A homeless man, apparently angry at the city’s eviction of homeless campers at Maili Point, lit his tent and belongings on fire yesterday as police shut down yet another illegal encampment on Oahu.

The synthetic tent burned quickly, but the man’s futon-type mattress, other items and some nearby grass were extinguished after firefighters arrived at 12:12 p.m., fire Capt. Terry Seelig said.

"The fire was small and didn’t extend to any brush, other than some grass," Seelig said.

City officials carried out yesterday their pledge to remove campers from the area known as Guardrails between Hakimo and Kaukama roads.

The beachfront encampment had grown to about 200 people about two weeks ago, said Sophina Placencia, executive director of Waianae Community Outreach, one of several groups that has been working to help the people there.
In May city officials gave two months’ notice to outreach groups and homeless campers that they would clear the area in response to complaints from neighbors and state officials.

"In most people’s eyes it became a public health and safety issue," city spokesman Bill Brennan said yesterday. "Sanitation, debris were among the things that people were complaining about."

In the last few weeks, Waianae Community Outreach placed about 20 families from Maili Point at its Onelauena shelter in Kalaeloa, and other families found space in some of the other shelters along the Leeward Coast, Placencia said.

But most of the homeless people swept out of Maili Point yesterday will not find room at shelters, many of which have waiting lists, she said.

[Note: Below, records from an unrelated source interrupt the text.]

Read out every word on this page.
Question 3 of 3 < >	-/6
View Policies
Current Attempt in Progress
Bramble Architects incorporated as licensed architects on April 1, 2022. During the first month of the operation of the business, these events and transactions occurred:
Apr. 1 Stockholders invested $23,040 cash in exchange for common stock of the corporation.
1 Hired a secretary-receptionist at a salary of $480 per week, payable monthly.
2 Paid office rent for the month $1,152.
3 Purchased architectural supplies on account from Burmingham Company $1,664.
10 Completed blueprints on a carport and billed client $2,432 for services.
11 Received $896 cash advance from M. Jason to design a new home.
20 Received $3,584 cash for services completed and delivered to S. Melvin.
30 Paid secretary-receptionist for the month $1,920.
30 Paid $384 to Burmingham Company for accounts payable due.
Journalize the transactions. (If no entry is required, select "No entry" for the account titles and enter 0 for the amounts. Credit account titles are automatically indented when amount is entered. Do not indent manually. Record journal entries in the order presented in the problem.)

Most of them will merely go "further and further into the bushes on this coast," Placencia said. "Most are local from this community, and they want to remain in the community."

The Oahu Society for the Prevention of Cruelty to Animals rounded up about 70 dogs and cats, including newborn puppies and

kittens, from Maili Point, most of them yesterday.

All were taken to the SPCA shelter at Kalaeloa.

The group "spent the last two weeks talking with the Maili Point homeless camp residents about the impending beach sweep," the SPCA said in a statement yesterday. "More than half of the animals were relinquished to the Oahu SPCA and will be rehabilitated in preparation for adoption. The remainder will be fostered until their owners are able to care for them again."